As declarações surgem numa altura em que o preço elevado do hardware de jogo se tornou um dos temas mais discutidos da indústria em 2026, e chegam precisamente da boca de quem ajudou a desenhar um dos aparelhos mais afetados por esse mesmo problema.
A Steam Machine, o mini-PC de sala de estar da Valve, chegou ao mercado com um preço superior a mil euros, algo que ficou a dever-se em larga medida à falta de componentes. A máquina foi anunciada oficialmente em novembro de 2025, e segundo o próprio Yazan Aldehayyat, engenheiro da Valve envolvido no projeto, a equipa já contava com alguns problemas de fornecimento nessa altura, mas não com a escala que acabou por se verificar.
Foi precisamente Aldehayyat quem, numa entrevista ao jornalista Jason Schreier, da Bloomberg, veio confirmar que a situação está longe de se resolver. Questionado sobre a evolução dos preços da memória, foi direto: “Sinceramente, ainda está a piorar.
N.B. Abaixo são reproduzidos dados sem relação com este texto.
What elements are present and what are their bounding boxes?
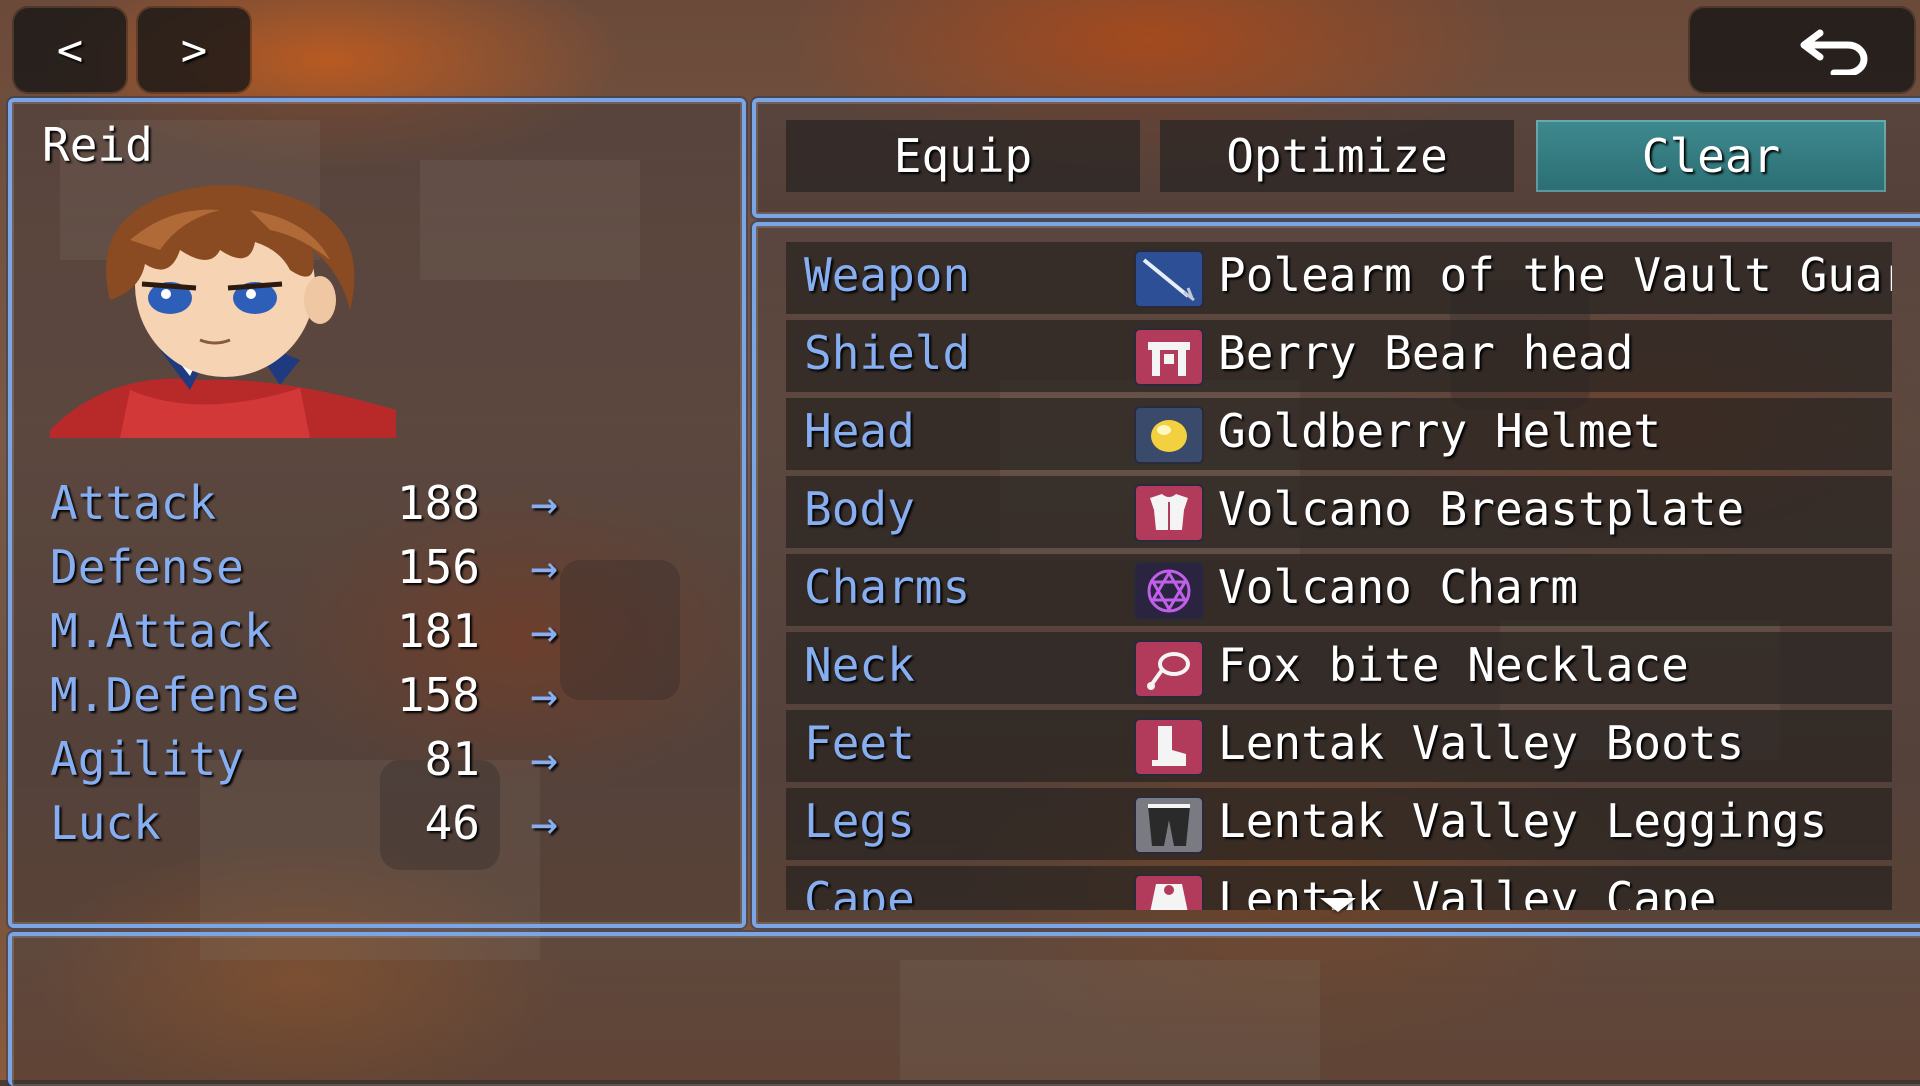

Só para o caso de as pessoas não saberem, aquilo que as pessoas estão a ver nas prateleiras das lojas neste momento, pelas nossas observações, está atrasado em relação àquilo que estamos a ver ao nível do fornecimento em grande escala em pelo menos três a seis meses”.
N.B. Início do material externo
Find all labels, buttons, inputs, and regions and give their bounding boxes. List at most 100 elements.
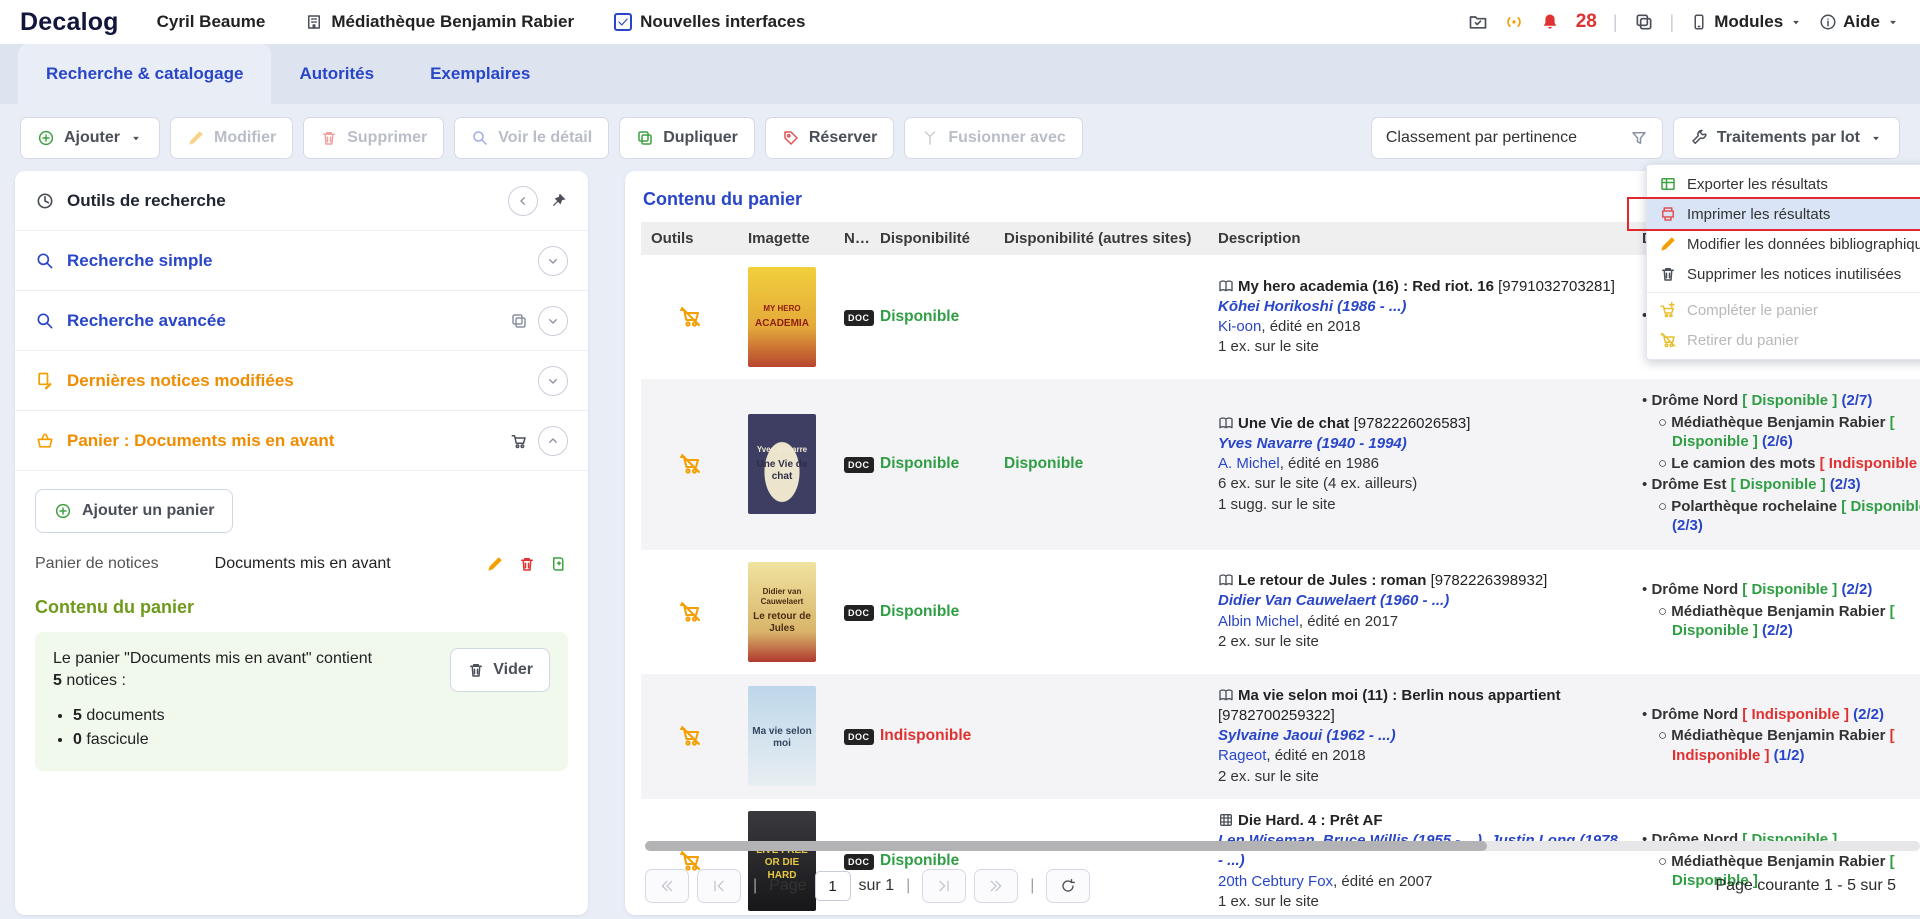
authors-link[interactable]: Didier Van Cauwelaert (1960 - ...) bbox=[1218, 591, 1622, 611]
notification-count[interactable]: 28 bbox=[1576, 11, 1597, 33]
chevron-left-bar-icon bbox=[711, 878, 727, 894]
chevron-down-icon bbox=[545, 253, 561, 269]
empty-basket-label: Vider bbox=[493, 661, 533, 679]
horizontal-scrollbar[interactable] bbox=[645, 841, 1920, 851]
remove-from-basket-icon[interactable] bbox=[678, 305, 702, 329]
tab-recherche-catalogage[interactable]: Recherche & catalogage bbox=[18, 44, 271, 104]
book-cover[interactable]: MY HEROACADEMIA bbox=[748, 267, 816, 367]
app-logo[interactable]: Decalog bbox=[20, 8, 119, 37]
merge-button[interactable]: Fusionner avec bbox=[904, 117, 1082, 159]
add-to-basket-icon[interactable] bbox=[550, 555, 568, 573]
modify-button[interactable]: Modifier bbox=[170, 117, 293, 159]
menu-item-label: Supprimer les notices inutilisées bbox=[1687, 266, 1901, 283]
publisher-link[interactable]: Ki-oon bbox=[1218, 318, 1261, 335]
notifications-bell-icon[interactable] bbox=[1540, 12, 1560, 32]
remove-from-basket-icon[interactable] bbox=[678, 452, 702, 476]
plus-circle-icon bbox=[37, 129, 55, 147]
simple-search-label: Recherche simple bbox=[67, 251, 213, 271]
add-button[interactable]: Ajouter bbox=[20, 117, 160, 159]
col-imagette: Imagette bbox=[738, 222, 834, 255]
availability-status: Disponible bbox=[880, 455, 959, 472]
open-window-icon[interactable] bbox=[510, 312, 528, 330]
copies-line: 2 ex. sur le site bbox=[1218, 632, 1622, 652]
menu-item-delete-unused-records[interactable]: Supprimer les notices inutilisées bbox=[1647, 259, 1920, 289]
expand-section-button[interactable] bbox=[538, 246, 568, 276]
availability-status: Disponible bbox=[880, 603, 959, 620]
table-row: Didier van CauwelaertLe retour de Jules … bbox=[641, 550, 1920, 674]
tab-autorites[interactable]: Autorités bbox=[271, 44, 402, 104]
menu-item-label: Compléter le panier bbox=[1687, 302, 1818, 319]
current-user[interactable]: Cyril Beaume bbox=[157, 12, 266, 32]
delete-button[interactable]: Supprimer bbox=[303, 117, 444, 159]
cart-icon[interactable] bbox=[510, 432, 528, 450]
menu-item-complete-basket[interactable]: Compléter le panier bbox=[1647, 292, 1920, 325]
collapse-section-button[interactable] bbox=[538, 426, 568, 456]
sidebar-item-recherche-avancee[interactable]: Recherche avancée bbox=[15, 291, 588, 351]
next-page-button[interactable] bbox=[922, 869, 966, 903]
basket-summary-box: Le panier "Documents mis en avant" conti… bbox=[35, 632, 568, 771]
modules-menu[interactable]: Modules bbox=[1690, 12, 1803, 32]
export-table-icon bbox=[1659, 175, 1677, 193]
edition-text: , édité en 2018 bbox=[1261, 318, 1360, 335]
menu-item-export-results[interactable]: Exporter les résultats bbox=[1647, 169, 1920, 199]
authors-link[interactable]: Kōhei Horikoshi (1986 - ...) bbox=[1218, 297, 1622, 317]
authors-link[interactable]: Yves Navarre (1940 - 1994) bbox=[1218, 434, 1622, 454]
col-disponibilite: Disponibilité bbox=[870, 222, 994, 255]
record-isbn: [9782700259322] bbox=[1218, 707, 1335, 724]
batch-button[interactable]: Traitements par lot bbox=[1673, 117, 1900, 159]
refresh-button[interactable] bbox=[1046, 869, 1090, 903]
book-icon bbox=[1218, 687, 1234, 703]
reserve-tag-icon bbox=[782, 129, 800, 147]
last-page-button[interactable] bbox=[974, 869, 1018, 903]
menu-item-modify-bibliographic-data[interactable]: Modifier les données bibliographiques bbox=[1647, 229, 1920, 259]
current-library[interactable]: Médiathèque Benjamin Rabier bbox=[305, 12, 574, 32]
authors-link[interactable]: Len Wiseman, Bruce Willis (1955 - ...), … bbox=[1218, 831, 1622, 872]
publisher-link[interactable]: Rageot bbox=[1218, 747, 1266, 764]
chevron-down-icon bbox=[545, 373, 561, 389]
first-page-button[interactable] bbox=[645, 869, 689, 903]
collapse-sidebar-button[interactable] bbox=[508, 186, 538, 216]
delete-basket-icon[interactable] bbox=[518, 555, 536, 573]
merge-icon bbox=[921, 129, 939, 147]
sidebar-item-panier[interactable]: Panier : Documents mis en avant bbox=[15, 411, 588, 471]
sidebar-title: Outils de recherche bbox=[67, 191, 226, 211]
help-menu[interactable]: Aide bbox=[1819, 12, 1900, 32]
tab-exemplaires[interactable]: Exemplaires bbox=[402, 44, 558, 104]
batch-tools-icon bbox=[1690, 129, 1708, 147]
book-cover[interactable]: Didier van CauwelaertLe retour de Jules bbox=[748, 562, 816, 662]
folder-check-icon[interactable] bbox=[1468, 12, 1488, 32]
beacon-icon[interactable] bbox=[1504, 12, 1524, 32]
view-detail-button[interactable]: Voir le détail bbox=[454, 117, 609, 159]
page-of-label: sur 1 bbox=[859, 877, 895, 895]
duplicate-button[interactable]: Dupliquer bbox=[619, 117, 755, 159]
authors-link[interactable]: Sylvaine Jaoui (1962 - ...) bbox=[1218, 726, 1622, 746]
menu-item-remove-from-basket[interactable]: Retirer du panier bbox=[1647, 325, 1920, 355]
edit-basket-icon[interactable] bbox=[486, 555, 504, 573]
sidebar-item-dernieres-notices[interactable]: Dernières notices modifiées bbox=[15, 351, 588, 411]
book-cover[interactable]: Yves NavarreUne Vie de chat bbox=[748, 414, 816, 514]
page-input[interactable] bbox=[815, 871, 851, 901]
sort-dropdown[interactable]: Classement par pertinence bbox=[1371, 117, 1663, 159]
empty-basket-button[interactable]: Vider bbox=[450, 648, 550, 692]
printer-icon bbox=[1659, 205, 1677, 223]
remove-from-basket-icon[interactable] bbox=[678, 724, 702, 748]
scrollbar-thumb[interactable] bbox=[645, 841, 1487, 851]
expand-section-button[interactable] bbox=[538, 306, 568, 336]
windows-copy-icon[interactable] bbox=[1634, 12, 1654, 32]
pencil-icon bbox=[187, 129, 205, 147]
book-cover[interactable]: Ma vie selon moi bbox=[748, 686, 816, 786]
pin-icon[interactable] bbox=[548, 191, 568, 211]
remove-from-basket-icon[interactable] bbox=[678, 600, 702, 624]
reserve-button[interactable]: Réserver bbox=[765, 117, 895, 159]
sidebar-item-recherche-simple[interactable]: Recherche simple bbox=[15, 231, 588, 291]
new-interfaces-toggle[interactable]: Nouvelles interfaces bbox=[614, 12, 805, 32]
publisher-link[interactable]: Albin Michel bbox=[1218, 613, 1299, 630]
expand-section-button[interactable] bbox=[538, 366, 568, 396]
new-interfaces-checkbox[interactable] bbox=[614, 13, 632, 31]
add-basket-button[interactable]: Ajouter un panier bbox=[35, 489, 233, 533]
previous-page-button[interactable] bbox=[697, 869, 741, 903]
publisher-link[interactable]: A. Michel bbox=[1218, 455, 1280, 472]
summary-count: 5 bbox=[53, 672, 62, 689]
edition-text: , édité en 1986 bbox=[1280, 455, 1379, 472]
menu-item-print-results[interactable]: Imprimer les résultats bbox=[1647, 199, 1920, 229]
Por outras palavras, os preços que os consumidores veem hoje nas lojas ainda refletem custos de meses atrás, o que sugere que subidas adicionais podem ainda não ter chegado às prateleiras.
Mesmo assim, a Valve não desiste da ideia
Apesar do cenário pouco animador em torno dos preços, Aldehayyat mantém-se confiante quanto à proposta de valor da Steam Machine em si. Para o engenheiro, o objetivo de trazer a experiência de jogar em PC para a sala de estar continua a justificar a aposta, independentemente da fase de preços elevados que a indústria atravessa.
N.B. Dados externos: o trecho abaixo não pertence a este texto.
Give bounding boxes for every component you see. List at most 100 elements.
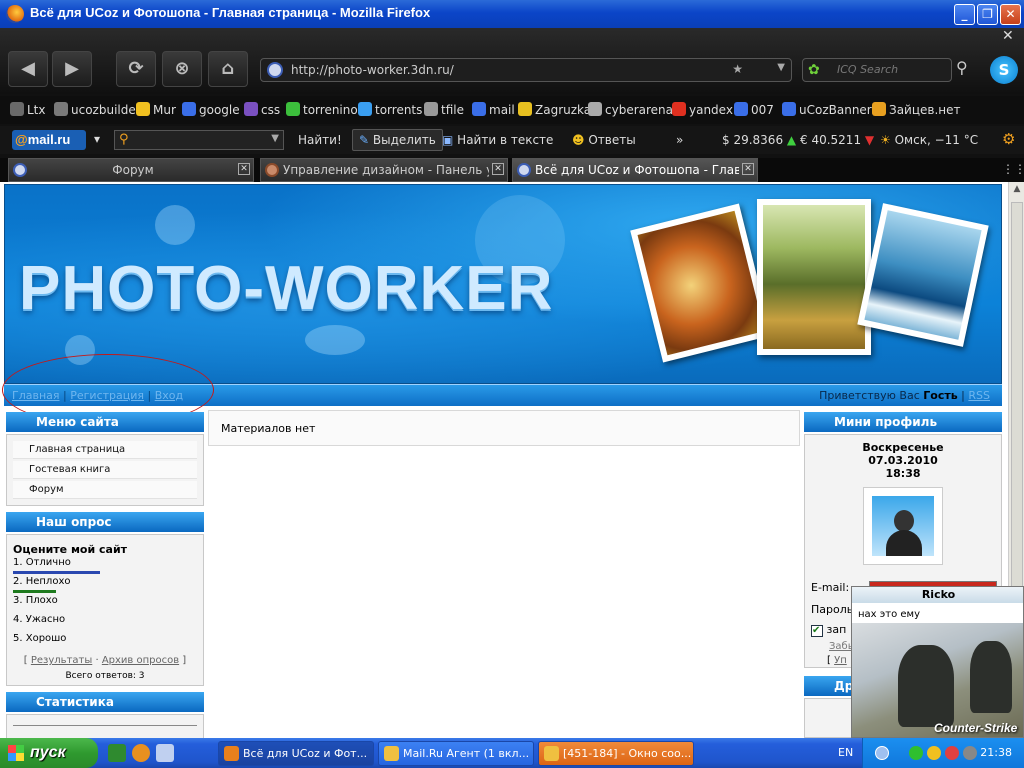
back-button[interactable]: ◀ — [8, 51, 48, 87]
banner-splash — [305, 325, 365, 355]
remember-checkbox[interactable]: ✔ зап — [811, 623, 846, 637]
home-button[interactable]: ⌂ — [208, 51, 248, 87]
tab-close-icon[interactable]: ✕ — [492, 163, 504, 175]
bookmark-item[interactable]: cyberarena — [588, 102, 673, 117]
profile-bottom-link[interactable]: Уп — [834, 655, 847, 666]
firefox-icon — [6, 5, 24, 23]
bookmark-item[interactable]: mail — [472, 102, 515, 117]
banner-photo-wave — [857, 203, 989, 347]
icq-search-box[interactable]: ✿ ICQ Search — [802, 58, 952, 82]
tray-back-icon[interactable] — [875, 746, 889, 760]
stop-button[interactable]: ⊗ — [162, 51, 202, 87]
url-dropdown-icon[interactable]: ▼ — [777, 62, 785, 73]
tray-icon[interactable] — [963, 746, 977, 760]
tab-list-icon[interactable]: ⋮⋮ — [1002, 162, 1024, 176]
find-in-text-button[interactable]: ▣ Найти в тексте — [442, 133, 553, 147]
bookmark-item[interactable]: tfile — [424, 102, 464, 117]
bookmark-item[interactable]: torrenino — [286, 102, 358, 117]
menu-item-forum[interactable]: Форум — [13, 481, 197, 499]
mailru-search-dropdown-icon[interactable]: ▼ — [271, 133, 279, 144]
search-icon[interactable]: ⚲ — [956, 58, 968, 77]
tab-label: Управление дизайном - Панель упра... — [283, 163, 489, 177]
site-identity-icon[interactable] — [267, 62, 283, 78]
tab-label: Всё для UCoz и Фотошопа - Главная ... — [535, 163, 739, 177]
taskbar-task[interactable]: [451-184] - Окно соо... — [538, 741, 694, 766]
find-button[interactable]: Найти! — [298, 133, 342, 147]
quicklaunch-icon[interactable] — [156, 744, 174, 762]
tab-design-panel[interactable]: Управление дизайном - Панель упра... ✕ — [260, 158, 508, 182]
mailru-logo[interactable]: @mail.ru — [12, 130, 86, 150]
bookmark-item[interactable]: Ltx — [10, 102, 46, 117]
bookmark-label: mail — [489, 103, 515, 117]
quicklaunch-icon[interactable] — [108, 744, 126, 762]
bookmark-item[interactable]: torrents — [358, 102, 422, 117]
menu-item-guestbook[interactable]: Гостевая книга — [13, 461, 197, 479]
bookmark-favicon-icon — [782, 102, 796, 116]
forward-button[interactable]: ▶ — [52, 51, 92, 87]
tray-icon[interactable] — [909, 746, 923, 760]
tab-home-page[interactable]: Всё для UCoz и Фотошопа - Главная ... ✕ — [512, 158, 758, 182]
maximize-button[interactable]: ❐ — [977, 4, 998, 25]
more-chevron-button[interactable]: » — [676, 133, 683, 147]
close-toolbar-icon[interactable]: ✕ — [1002, 28, 1014, 44]
skype-icon[interactable]: S — [990, 56, 1018, 84]
bookmark-item[interactable]: Mur — [136, 102, 176, 117]
tab-forum[interactable]: Форум ✕ — [8, 158, 254, 182]
taskbar-task[interactable]: Mail.Ru Агент (1 вкл... — [378, 741, 534, 766]
bookmark-star-icon[interactable]: ★ — [732, 62, 743, 76]
bookmark-item[interactable]: Зайцев.нет — [872, 102, 961, 117]
poll-option[interactable]: 5. Хорошо — [13, 633, 66, 644]
tab-close-icon[interactable]: ✕ — [742, 163, 754, 175]
answers-button[interactable]: ☻ Ответы — [572, 133, 636, 147]
poll-option[interactable]: 2. Неплохо — [13, 576, 70, 587]
quicklaunch-icon[interactable] — [132, 744, 150, 762]
mailru-search-input[interactable]: ⚲ ▼ — [114, 130, 284, 150]
bookmark-item[interactable]: Zagruzka — [518, 102, 591, 117]
avatar[interactable] — [863, 487, 943, 565]
bookmark-label: Ltx — [27, 103, 46, 117]
icq-search-placeholder[interactable]: ICQ Search — [837, 63, 898, 76]
bookmark-item[interactable]: ucozbuilder — [54, 102, 141, 117]
tab-close-icon[interactable]: ✕ — [238, 163, 250, 175]
tray-icon[interactable] — [945, 746, 959, 760]
close-window-button[interactable]: ✕ — [1000, 4, 1021, 25]
highlight-button[interactable]: ✎ Выделить — [352, 129, 443, 151]
poll-option[interactable]: 1. Отлично — [13, 557, 71, 568]
start-button[interactable]: пуск — [0, 738, 98, 768]
statistics-block — [6, 714, 204, 738]
bookmark-item[interactable]: 007 — [734, 102, 774, 117]
poll-total: Всего ответов: 3 — [65, 671, 145, 681]
minimize-button[interactable]: _ — [954, 4, 975, 25]
taskbar-task[interactable]: Всё для UCoz и Фот... — [218, 741, 374, 766]
rss-link[interactable]: RSS — [968, 389, 990, 402]
window-titlebar[interactable]: Всё для UCoz и Фотошопа - Главная страни… — [0, 0, 1024, 28]
address-bar[interactable]: http://photo-worker.3dn.ru/ ★ En ▼ — [260, 58, 792, 82]
bookmark-label: uCozBanners — [799, 103, 878, 117]
avatar-head — [894, 510, 914, 532]
remember-label: зап — [826, 623, 847, 636]
settings-gear-icon[interactable]: ⚙ — [1002, 130, 1015, 148]
reload-button[interactable]: ⟳ — [116, 51, 156, 87]
usd-rate[interactable]: $ 29.8366 ▲ — [722, 133, 796, 147]
bookmark-item[interactable]: yandex — [672, 102, 733, 117]
poll-option[interactable]: 4. Ужасно — [13, 614, 65, 625]
scroll-up-icon[interactable]: ▲ — [1011, 184, 1023, 198]
mailru-menu-chevron-icon[interactable]: ▾ — [94, 132, 100, 146]
bookmark-item[interactable]: uCozBanners — [782, 102, 878, 117]
menu-item-home[interactable]: Главная страница — [13, 441, 197, 459]
poll-archive-link[interactable]: Архив опросов — [102, 655, 179, 666]
weather-widget[interactable]: ☀ Омск, −11 °C — [880, 133, 978, 147]
bookmark-item[interactable]: google — [182, 102, 240, 117]
tray-icon[interactable] — [927, 746, 941, 760]
eur-rate[interactable]: € 40.5211 ▼ — [800, 133, 874, 147]
poll-option[interactable]: 3. Плохо — [13, 595, 58, 606]
agent-message-popup[interactable]: Ricko нах это ему Counter-Strike — [851, 586, 1024, 738]
keyboard-language[interactable]: EN — [838, 746, 853, 759]
bookmark-item[interactable]: css — [244, 102, 280, 117]
statistics-title: Статистика — [6, 692, 204, 712]
site-logo[interactable]: PHOTO-WORKER — [19, 253, 553, 324]
poll-results-link[interactable]: Результаты — [31, 655, 92, 666]
answers-label: Ответы — [588, 133, 636, 147]
url-text[interactable]: http://photo-worker.3dn.ru/ — [291, 63, 454, 77]
answers-icon: ☻ — [572, 133, 585, 147]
“Achamos que a Steam Machine é uma forma muito boa de resolver um problema bastante real que as pessoas têm”, afirmou. “Se isso se vier a confirmar, na nossa opinião, é um sucesso”.
Pierre-Loup Griffais, outro engenheiro da Valve presente na mesma conversa com a Bloomberg, acrescentou que a empresa está a tentar contornar a escassez recorrendo a múltiplos fornecedores. Griffais resumiu a situação de forma direta: “Estamos basicamente a construir tudo o que conseguimos obter”, acrescentando ainda que a empresa está “limitada pela capacidade de memória, com toda a certeza”.
Quanto ao futuro dos preços, Aldehayyat acredita que a situação acabará por se resolver de uma de duas formas, ou os preços descem, ou o patamar atual passa simplesmente a ser encarado como normal pelos consumidores, deixando de ser motivo de debate.
Os comentários de Aldehayyat não surgem isolados. Semanas antes, a Lenovo já tinha alertado para o facto de que os preços da memória DRAM e NAND dificilmente vão regressar aos valores praticados em 2024 e no início de 2025. A fabricante chegou a admitir, durante uma apresentação na conferência ISC 2026, que mesmo os investimentos já anunciados por grandes fabricantes de memória podem não ser suficientes para travar a subida de preços antes do final da década, apontando para 2030 como o horizonte mais provável para um novo “normal”, ainda assim bem mais caro do que o que os consumidores conheciam há poucos anos.
A procura crescente de memória por parte de empresas de inteligência artificial e centros de dados tem sido um dos principais motores desta escassez, que já se reflete noutros equipamentos de jogo além da Steam Machine, casos as subidas de preço da Xbox Series X, PS5 e Nintendo Switch 2.